In many cultures, the moments where communities band together to tell stories, or more importantly to listen to them, are held in the highest regard. In America, reading fairy tales to children and telling ghost stories around a campfire are considered rites of passage, but where are these moments for adults?
Since 1997, “The Moth” has invited people from varying societal, economical and geographical backgrounds to share their stories and learn from one another’s experiences. Created by writer George Dawes Green, “The Moth” aims to create community and inspire audiences through the exchange of important, transformative or compelling moments.
Looking back on his youth, Green wanted to recreate the summer nights in Georgia when his neighbors, family and friends would gather on front porches to drink and tell stories. The podcast gets its name from the moths that would dance around the porch light as they talked.

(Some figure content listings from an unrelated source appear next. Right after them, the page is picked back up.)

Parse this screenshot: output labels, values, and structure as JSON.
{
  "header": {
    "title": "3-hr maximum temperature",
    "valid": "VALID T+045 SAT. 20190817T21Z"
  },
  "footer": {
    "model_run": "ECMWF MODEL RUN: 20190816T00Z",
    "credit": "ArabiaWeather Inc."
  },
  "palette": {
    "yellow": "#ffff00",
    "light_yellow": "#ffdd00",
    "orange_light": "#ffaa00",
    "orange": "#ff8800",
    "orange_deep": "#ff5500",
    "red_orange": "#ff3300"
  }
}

“The Moth” didn’t start out as a podcast. Green began by hosting live storytelling competitions in his living room, which quickly grew into internationally hosted events. StorySLAMs are open-mic events where anyone is invited to tell five-minute stories inspired by the evening’s theme. The winners continue on to GrandSLAMs, which “The Moth” describes as “the ultimate battle of wits and words.”
In addition to these events, “The Moth” hosts a Mainstage where five storytellers have workshopped their personal narratives with the event’s directors to create longer and more developed stories. They also conduct workshops in high schools, and invite the students to present their stories at live performances.

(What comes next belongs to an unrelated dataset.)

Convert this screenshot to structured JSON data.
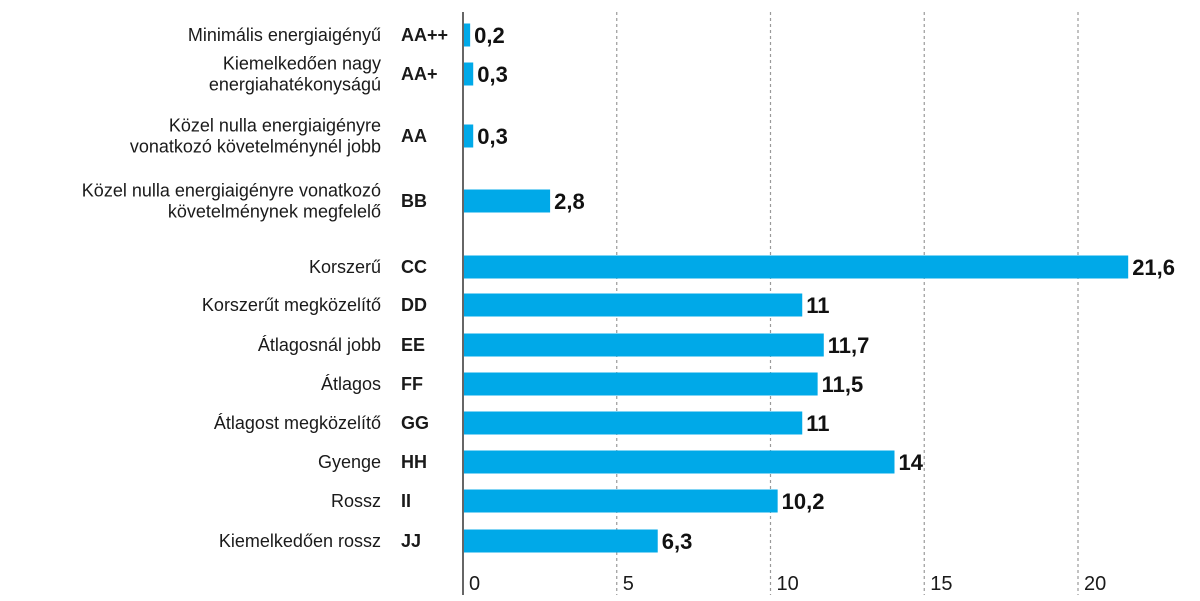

Over the years, the event has become what Catherine Burns, artistic director for “The Moth” calls “a modern storytelling movement” that has inspired “tens of thousands of shows worldwide in places as diverse as Tajikistan, Antarctica and Birmingham, Alabama.”
“The Moth” has hosted people of differing backgrounds such as police officers, doctors, musicians, ministers and professional gamblers, as well as many famous voices such as Dan Savage, Neil Gaiman and Martin Scorsese.
In 2009, “The Moth” decided to record these stories and share them over the airwaves. This resulted in “The Moth Radio Hour,” a Peabody Award-winning radio show that has aired on over 450 stations around the world.
As its popularity rose, the founder and creative team decided to make the “The Moth Radio Hour” available in podcast form, as well as curated episodes of their favorite stories told over the past two decades. Every Tuesday new episodes are released.
Last year, in celebration of its 20th anniversary, “The Moth” compiled many of their favorite stories and transcribed them to be published in a book titled “All These Wonders: True Stories About Facing the Unknown.”
The book contains 45 stories, which Michiko Kakutani of The New York Times summarized beautifully. “Some are heartbreakingly sad; some laugh-out-loud funny; some momentous and tragic; almost all of them resonant or surprising. They are stories that attest to the startling varieties and travails of human experience, and the shared threads of love, loss, fear and kindness that connect us.”
Every story gives listeners a new perspective on the world around them, and new insight into the experiences of others. There are so many ways to consume these stories, it’s completely up to the audience’s preference. Consider downloading this week’s episode on your favorite podcast app, going to a live show or reading some of the stories in their books. As they say at the end of almost every episode, “have a story-worthy week.”